## anonymous 4 years ago In triangle ABC, measure of angle A=33, a=12,b=15, what is the measure of angle b to the nearest degree?

1. anonymous

@geoffb

2. anonymous

Are you given a diagram? You should be able to use sin, cos, or tan to find angle B, since you know two sides (a and b).

3. anonymous

|dw:1353915380080:dw|

4. anonymous

Does it look like that?

5. anonymous

If so, use a rule like $$\tan B = \frac{15}{12}$$, though it might be different depending on your diagram.

6. anonymous

my diagram looks exactly like yours

7. anonymous

Perfect! You can solve for B using $$\tan^{-1} (\frac{15}{12})$$ then.

8. anonymous

i got a long decimal, although the choices im giveb are all whole numbers

9. anonymous

Okay, wait... If the triangle was a right-angle triangle, you could have solved for B by simply subtracting 90-33. So I imagine that's not the case.
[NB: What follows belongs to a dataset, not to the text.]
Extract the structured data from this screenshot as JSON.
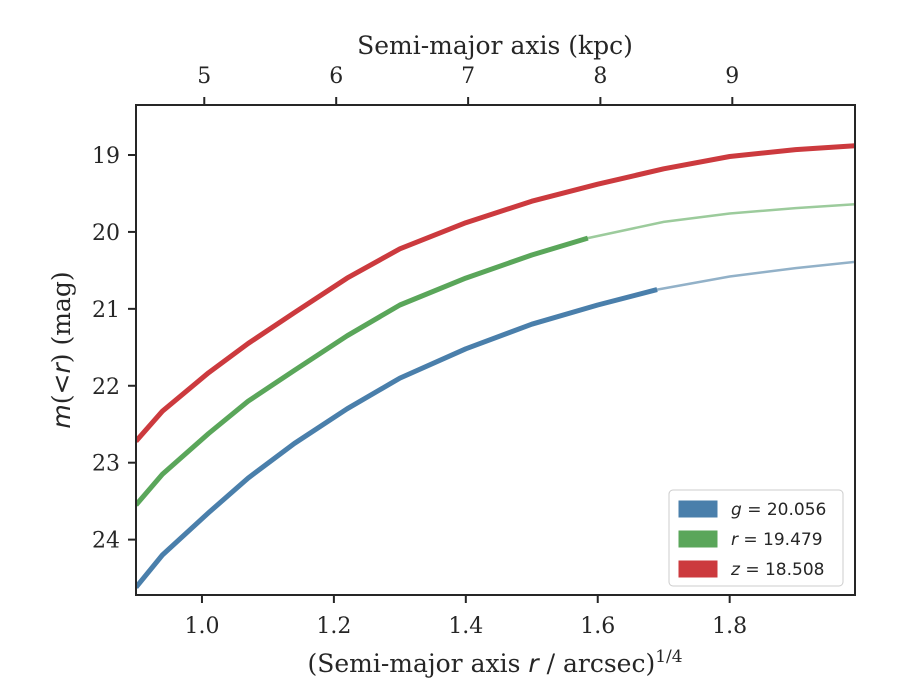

It's not a right-angle triangle, I'm guessing.

10. anonymous

wait, dont i use the law of sine?

11. anonymous

Yes.

12. anonymous

idk man do you know why i keep getting the decimal, all im doing is putting in the inverse of tan(15/12) into my calculator

13. anonymous

No, forget I said that. That was for a right-angle triangle. Like you said, you need to use the law of sines. $$\Large\frac{a}{\sin A} = \frac{b}{\sin B}$$ $$\Large\frac{12}{\sin 33} = \frac{15}{\sin B}$$

14. anonymous

$\sin B = \frac{15 \sin 33}{12}$

15. anonymous

Is 43 one of the possible answers?

16. anonymous

yea, so i dont find the inverse?

17. anonymous

Yes, you do. We got: $\sin B = \frac{15 \sin 33}{12}$ so... $B = \sin^{-1} (\frac{15 \sin 33}{12})$

18. anonymous

I see now, thanks out :D

19. anonymous

No problem. Have a good night. :)

20. anonymous

same for you :)